Should advocates, educators, and others writing rules on tests and spending under the Every Student Succeeds Act hew closely to the new law and preserve as much flexibility as possible for states? Or should they use the opportunity of “negotiated rulemaking” to help advance an agenda focused on educational equity?
Those questions undergirded some of the discussion during last week’s negotiated-rulemaking sessions here. The process allows advocates, practitioners, and others to get in a room and hash out proposed rules for parts of ESSA, the new version of the Elementary and Secondary Education Act. If the process fails, which it often does, the U.S. Department of Education will write rules through the regular process.
Importantly, negotiators aren’t considering the whole law—or even what’s arguably the most controversial part: accountability.
Instead, they are fleshing out rules for a highly technical provision known as “supplement-not-supplant” (which deals with how federal dollars interact with local spending). They also are negotiating rules on assessment, which covers a host of testing topics, including computer-adaptive tests, as well as tests for special populations of students, such as students in special education, English-language learners, and more.
Tough to Monitor
The panel, which will reconvene in April, is made up of educators, including a state schools chief, classroom teachers, a nationally recognized district superintendent, and other local leaders.
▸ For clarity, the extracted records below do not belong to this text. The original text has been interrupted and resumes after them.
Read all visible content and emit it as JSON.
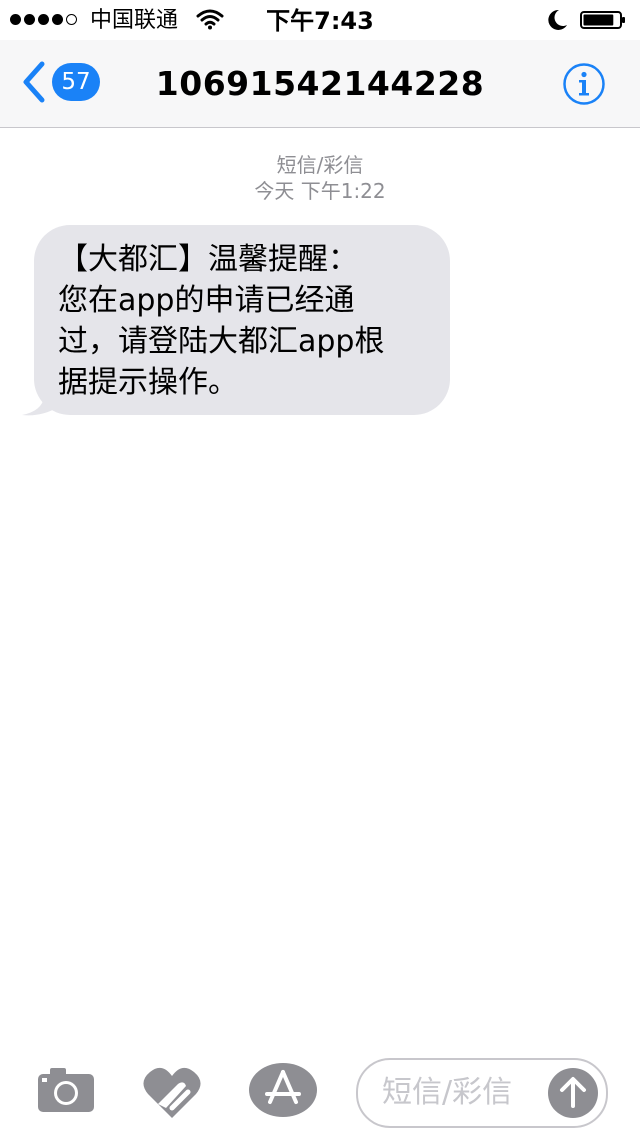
{
  "status_bar": {
    "carrier": "中国联通",
    "time": "下午7:43",
    "signal_filled": 4,
    "signal_total": 5,
    "battery_level": 0.85
  },
  "nav": {
    "back_count": "57",
    "title": "10691542144228",
    "info_icon": "info-circle-icon",
    "accent_color": "#1a82f7"
  },
  "conversation": {
    "service_label": "短信/彩信",
    "timestamp": "今天 下午1:22",
    "messages": [
      {
        "direction": "incoming",
        "text": "【大都汇】温馨提醒：\n您在app的申请已经通\n过，请登陆大都汇app根\n据提示操作。"
      }
    ]
  },
  "input_bar": {
    "placeholder": "短信/彩信",
    "icons": [
      "camera-icon",
      "digital-touch-icon",
      "app-store-icon",
      "send-arrow-icon"
    ]
  }
}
Additional members include advocates for the civil rights community, English-learners, students with disabilities, and others. Members were nominated by the public and selected by the Education Department.
There was a spirited debate on how the regulations should handle language in ESSA that says that no more than 1 percent of all students statewide can take tests intended for those with severe cognitive disabilities.
Some advocates have worried that cap will be hard to monitor district by district. Liz King, the director of education policy at the Leadership Conference on Civil and Human Rights, argued it makes sense to have a definition of the 1 percent cap, in part to deal with that issue.
But Tony Evers, the state chief in Wisconsin, noted that there has long been a 1 percent requirement in the law, without additional parameters. And he suggested the panel refrain from defining “significant cognitive disabilities"—in part so that it sticks as closely as possible to congressional intent.
Another key point in negotiations: What should constitute a “nationally recognized test” that districts could substitute for the state exam when it comes to high school accountability?
Kerri Briggs, the education program officer at Exxon Mobil, who is representing the business community on the panel, said she thinks states should be able to use their best judgment in figuring out what qualifies as a “nationally recognized test.”
Most experts expect that ESSA would allow districts to use the ACT or the SAT, but there’s nothing in the law that requires those tests to be in the mix, said Delia Pompa, a negotiator and senior fellow at the Migrant Policy Institute, a think tank in Washington that deals with issues facing migrants.
She and others voiced concern about the lack of accommodations for students in special education and English-language learners in using those college-entrance tests.
Advanced Courses
Another ESSA provision lets 8th graders who are taking advanced math courses (such as algebra, geometry, or Algebra 2) use a test in that subject for accountability purposes, instead of the state assessment.
In high school, those students must take a test corresponding to the level of math they are in.
The department wants to make it clear that the advanced math tests must meet the rigorous requirements for assessment—and that the state makes sure that all students have the opportunity to pursue advanced math coursework.
While nearly everyone on the panel liked the idea of equitable access to advanced classes, some negotiators were in different places—at least rhetorically—on how far they should go to make it happen.
ESSA, like its predecessor, the No Child Left Behind Act, also calls for states to assess newcomers to the United States in their native language, to get a sense of what they know and can do. Specifically, states must “make every effort” to have native-language tests for any language that a “significant number” of students speak.
But while that requirement had been in the NCLB law, fewer than a dozen states have native-language tests, according to the Education Department.
Pompa would like the department to provide parameters to help states come up with a definition of what constitutes a high-quality test.